The Diaries of Jane Somers
- Paperback cover
- Author: Doris Lessing
- Language: English
- Genre: Novel
- Publisher: Vintage Books
- Publication date: 1984
- Publication place: United States
- Media type: Print
- Pages: 502
- ISBN: 9780394729558

= The Diaries of Jane Somers =

1984 novel by Doris Lessing

The Diaries of Jane Somers is a book by Nobel Prize-winning author Doris Lessing which contains two novels she previously published under the pseudonym Jane Somers. The original books were published in 1983 and 1984 with the titlesThe Diary of a Good Neighbour and If the Old Could….

In the preface to The Diaries of Jane Somers, Lessing explains her motivation for writing pseudonymous novels, including her hope to be reviewed in a new light without the associations with her prior work. She discusses the reaction of publishers and reviewers to Jane Somers' work, and illustrates the challenges for writers, agents, publishers, reviewers and sellers in creating and marketing books.

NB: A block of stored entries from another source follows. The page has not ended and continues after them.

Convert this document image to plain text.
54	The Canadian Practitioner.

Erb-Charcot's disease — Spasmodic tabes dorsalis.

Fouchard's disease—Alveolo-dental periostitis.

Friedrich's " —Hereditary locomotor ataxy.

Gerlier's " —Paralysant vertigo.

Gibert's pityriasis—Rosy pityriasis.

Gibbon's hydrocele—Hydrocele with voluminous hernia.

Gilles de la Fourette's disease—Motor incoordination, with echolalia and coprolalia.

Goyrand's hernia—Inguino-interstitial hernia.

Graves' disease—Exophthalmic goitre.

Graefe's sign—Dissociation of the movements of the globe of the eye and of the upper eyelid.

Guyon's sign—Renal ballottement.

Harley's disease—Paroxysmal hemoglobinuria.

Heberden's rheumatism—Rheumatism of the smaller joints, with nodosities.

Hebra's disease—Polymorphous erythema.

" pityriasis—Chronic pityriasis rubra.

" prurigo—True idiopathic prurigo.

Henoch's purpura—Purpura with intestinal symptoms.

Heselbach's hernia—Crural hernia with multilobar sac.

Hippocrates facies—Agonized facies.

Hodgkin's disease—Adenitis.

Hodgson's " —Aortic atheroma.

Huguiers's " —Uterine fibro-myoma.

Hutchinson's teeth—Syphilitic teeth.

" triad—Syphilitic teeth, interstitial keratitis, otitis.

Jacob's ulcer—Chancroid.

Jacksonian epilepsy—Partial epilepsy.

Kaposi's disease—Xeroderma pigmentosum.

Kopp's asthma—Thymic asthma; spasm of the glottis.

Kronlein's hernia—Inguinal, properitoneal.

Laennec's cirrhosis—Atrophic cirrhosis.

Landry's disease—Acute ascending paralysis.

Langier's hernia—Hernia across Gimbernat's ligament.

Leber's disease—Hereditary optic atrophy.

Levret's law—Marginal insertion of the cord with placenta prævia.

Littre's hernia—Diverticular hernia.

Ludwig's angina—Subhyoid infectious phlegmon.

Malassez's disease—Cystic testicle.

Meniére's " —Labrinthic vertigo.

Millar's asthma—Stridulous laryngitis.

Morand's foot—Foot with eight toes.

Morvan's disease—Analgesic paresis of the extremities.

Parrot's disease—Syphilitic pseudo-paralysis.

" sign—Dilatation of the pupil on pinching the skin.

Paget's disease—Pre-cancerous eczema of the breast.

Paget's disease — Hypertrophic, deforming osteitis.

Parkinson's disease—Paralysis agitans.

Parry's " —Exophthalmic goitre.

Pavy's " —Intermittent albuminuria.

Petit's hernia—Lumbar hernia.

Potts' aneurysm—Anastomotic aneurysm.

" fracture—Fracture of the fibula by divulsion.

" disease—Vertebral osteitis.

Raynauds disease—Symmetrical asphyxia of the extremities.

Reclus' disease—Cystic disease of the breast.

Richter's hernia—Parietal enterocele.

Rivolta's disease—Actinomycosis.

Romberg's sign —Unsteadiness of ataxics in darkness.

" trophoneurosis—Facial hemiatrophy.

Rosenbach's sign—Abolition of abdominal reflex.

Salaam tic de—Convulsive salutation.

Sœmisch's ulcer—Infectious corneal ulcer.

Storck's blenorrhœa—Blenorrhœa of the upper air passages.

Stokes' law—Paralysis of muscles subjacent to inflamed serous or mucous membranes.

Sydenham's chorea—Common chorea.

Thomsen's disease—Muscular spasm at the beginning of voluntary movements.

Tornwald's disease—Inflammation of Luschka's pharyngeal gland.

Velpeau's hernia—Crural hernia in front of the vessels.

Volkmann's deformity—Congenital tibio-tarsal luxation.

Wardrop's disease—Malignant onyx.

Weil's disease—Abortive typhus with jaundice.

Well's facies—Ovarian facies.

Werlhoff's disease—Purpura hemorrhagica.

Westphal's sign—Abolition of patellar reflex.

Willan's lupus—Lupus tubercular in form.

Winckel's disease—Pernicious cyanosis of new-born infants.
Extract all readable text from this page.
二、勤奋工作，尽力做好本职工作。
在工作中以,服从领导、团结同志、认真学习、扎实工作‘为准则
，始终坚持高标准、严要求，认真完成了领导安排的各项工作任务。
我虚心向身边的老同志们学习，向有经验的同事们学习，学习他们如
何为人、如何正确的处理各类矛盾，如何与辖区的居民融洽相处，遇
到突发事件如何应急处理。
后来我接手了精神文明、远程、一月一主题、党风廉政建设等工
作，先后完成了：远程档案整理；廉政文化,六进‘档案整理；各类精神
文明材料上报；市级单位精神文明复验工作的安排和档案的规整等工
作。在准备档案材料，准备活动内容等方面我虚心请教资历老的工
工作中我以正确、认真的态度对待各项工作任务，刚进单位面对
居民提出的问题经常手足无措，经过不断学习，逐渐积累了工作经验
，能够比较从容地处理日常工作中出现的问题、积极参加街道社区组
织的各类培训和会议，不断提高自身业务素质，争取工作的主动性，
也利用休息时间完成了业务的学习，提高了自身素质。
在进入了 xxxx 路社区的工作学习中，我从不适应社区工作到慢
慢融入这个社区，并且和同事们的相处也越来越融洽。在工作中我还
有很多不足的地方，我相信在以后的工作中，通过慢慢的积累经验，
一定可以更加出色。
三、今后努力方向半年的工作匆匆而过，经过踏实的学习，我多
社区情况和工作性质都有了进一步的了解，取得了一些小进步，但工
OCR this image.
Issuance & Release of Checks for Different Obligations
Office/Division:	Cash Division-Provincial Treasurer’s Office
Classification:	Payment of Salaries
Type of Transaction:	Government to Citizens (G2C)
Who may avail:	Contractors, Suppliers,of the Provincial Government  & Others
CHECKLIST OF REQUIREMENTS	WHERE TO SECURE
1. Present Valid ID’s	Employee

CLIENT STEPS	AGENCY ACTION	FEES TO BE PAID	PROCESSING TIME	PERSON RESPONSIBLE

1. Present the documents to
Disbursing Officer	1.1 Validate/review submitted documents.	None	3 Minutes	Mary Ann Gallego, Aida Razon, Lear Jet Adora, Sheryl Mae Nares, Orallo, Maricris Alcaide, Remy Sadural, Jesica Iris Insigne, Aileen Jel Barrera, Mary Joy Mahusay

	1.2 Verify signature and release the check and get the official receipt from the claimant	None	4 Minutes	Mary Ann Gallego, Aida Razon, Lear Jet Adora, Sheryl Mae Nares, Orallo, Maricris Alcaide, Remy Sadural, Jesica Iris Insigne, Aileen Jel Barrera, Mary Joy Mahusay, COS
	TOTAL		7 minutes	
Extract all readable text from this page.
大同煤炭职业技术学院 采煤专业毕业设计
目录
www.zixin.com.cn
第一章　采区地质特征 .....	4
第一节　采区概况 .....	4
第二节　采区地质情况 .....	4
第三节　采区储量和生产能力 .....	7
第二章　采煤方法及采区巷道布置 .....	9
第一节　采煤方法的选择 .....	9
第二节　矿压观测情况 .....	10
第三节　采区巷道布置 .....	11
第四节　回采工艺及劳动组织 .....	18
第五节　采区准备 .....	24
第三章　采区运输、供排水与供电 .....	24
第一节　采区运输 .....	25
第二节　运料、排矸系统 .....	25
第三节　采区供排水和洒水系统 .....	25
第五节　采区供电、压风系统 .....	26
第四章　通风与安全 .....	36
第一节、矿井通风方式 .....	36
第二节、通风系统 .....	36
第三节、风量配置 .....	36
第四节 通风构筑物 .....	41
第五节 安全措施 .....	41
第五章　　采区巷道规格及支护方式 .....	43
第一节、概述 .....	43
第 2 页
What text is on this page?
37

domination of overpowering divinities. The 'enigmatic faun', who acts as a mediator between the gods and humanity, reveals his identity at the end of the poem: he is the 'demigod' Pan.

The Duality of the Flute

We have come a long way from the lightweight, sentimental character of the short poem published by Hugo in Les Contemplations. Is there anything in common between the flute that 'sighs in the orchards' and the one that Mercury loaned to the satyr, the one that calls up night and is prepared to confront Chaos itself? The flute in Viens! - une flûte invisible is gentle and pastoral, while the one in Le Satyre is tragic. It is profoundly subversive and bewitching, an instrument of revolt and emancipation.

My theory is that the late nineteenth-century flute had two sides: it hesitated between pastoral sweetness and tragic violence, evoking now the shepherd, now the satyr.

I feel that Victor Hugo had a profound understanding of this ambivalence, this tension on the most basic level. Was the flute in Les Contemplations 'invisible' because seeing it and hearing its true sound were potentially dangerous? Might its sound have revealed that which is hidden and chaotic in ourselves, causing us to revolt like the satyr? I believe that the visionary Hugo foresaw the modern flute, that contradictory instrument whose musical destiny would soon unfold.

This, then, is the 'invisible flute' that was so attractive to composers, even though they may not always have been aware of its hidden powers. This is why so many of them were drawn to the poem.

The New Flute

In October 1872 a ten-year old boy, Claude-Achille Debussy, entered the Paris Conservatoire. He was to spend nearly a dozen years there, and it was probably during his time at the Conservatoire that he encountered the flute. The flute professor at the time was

==The Diary of a Good Neighbour by Jane Somers==

In this 1983 novel, Janna Somers is a magazine editor living in 1970's London whose life is shaken up after her husband dies. Janna befriends a feisty elderly woman, fascinated by her history and appalled at her living conditions. Janna's diary records her friendship with Maudie; building her career and what she loves about working; and reflections on her own family relationships.

A 1983 review of the original The Diary of a Good Neighbor in The Atlantic called the book "a grim story, but interesting and intelligent." Kirkus Reviews said "while somewhat unsatisfying as a novel ... there's power in the notion of a woman forced to re-assess her life when confronted by an old, dying mirror-image."

In a 2021 article, Fiona Tolan addressed feminist themes and the value afforded to women’s labor in the The Diary of a Good Neighbour. Janna Somers “embodies a certain mode of 1980s liberal feminist success,” which contrasts with her sister who is raising four children. The care, cleaning and feeding that Janna offers Maudie is a revelation to the childless Janna. Most of the characters are women, including the social workers and elderly neighborhood women, as well as Janna’s co-workers. The cast of characters allows the author to consider different women’s responsibilities and attitudes towards work.

==If the Old Could... by Jane Somers==
In the 1984 sequel to The Diary of a Good Neighbour, fifty-year-old Janna starts an intense love affair with Richard, a British man who has been living in America. They are mutually besotted, yet unwilling to share some areas of their lives. Janna also deals with her niece Kate, who comes to stay with her.

A 1984 review in the New York Times said “the problems of older women and sex, of loneliness, and of the generation gap are all central to this novel's theme, and the author grapples fair and square with them all” and “this novel fails to achieve greatness, in spite of its sharpness and honesty, I think, because the writing style is essentially that of the soap opera.” Kirkus Reviews said it’s an “earnest, upper-middle-class romantic flutter--without the non-Jane focus that made Diary of a Good Neighbour modestly substantial.”

==Reaction to The Diaries of Jane Somers==

Later in 1984, Lessing revealed that she was Jane Somers when she published The Diaries of Jane Somers under her own name. The New York Times described Lessing’s use of a pen name as a ruse attempting to dramatize the difficulties faced by unknown writers. They described Lessing’s process for submitting the Jane Somers books to publishers in Britain and America, including Lessing’s long-time British publisher, Jonathan Cape. In 2013, James Lasden told the story of how, at age 23, he was the in-house reader who rejected Jane Somers submission to Jonathan Cape Publishers. He also describes how this came to haunt him, as he now reads and admires Lessing’s work.

In their review of The Diaries of Jane Somers, the New Yorker described Lessing’s desire to “break away from herself,” citing Lessing in the preface to the book as saying “Jane Somers knew nothing about a kind of dryness, like a conscience, that monitors Doris.” But they characterize Somers’ writing as “dogged labyrinthine interior monologue, explanatory phrases, irregular rhythm of the prose, expressionistic punctuation, artless first name dropping—the dryness, like a conscience: pure Doris Lessing.”, expressing surprise that readers were fooled.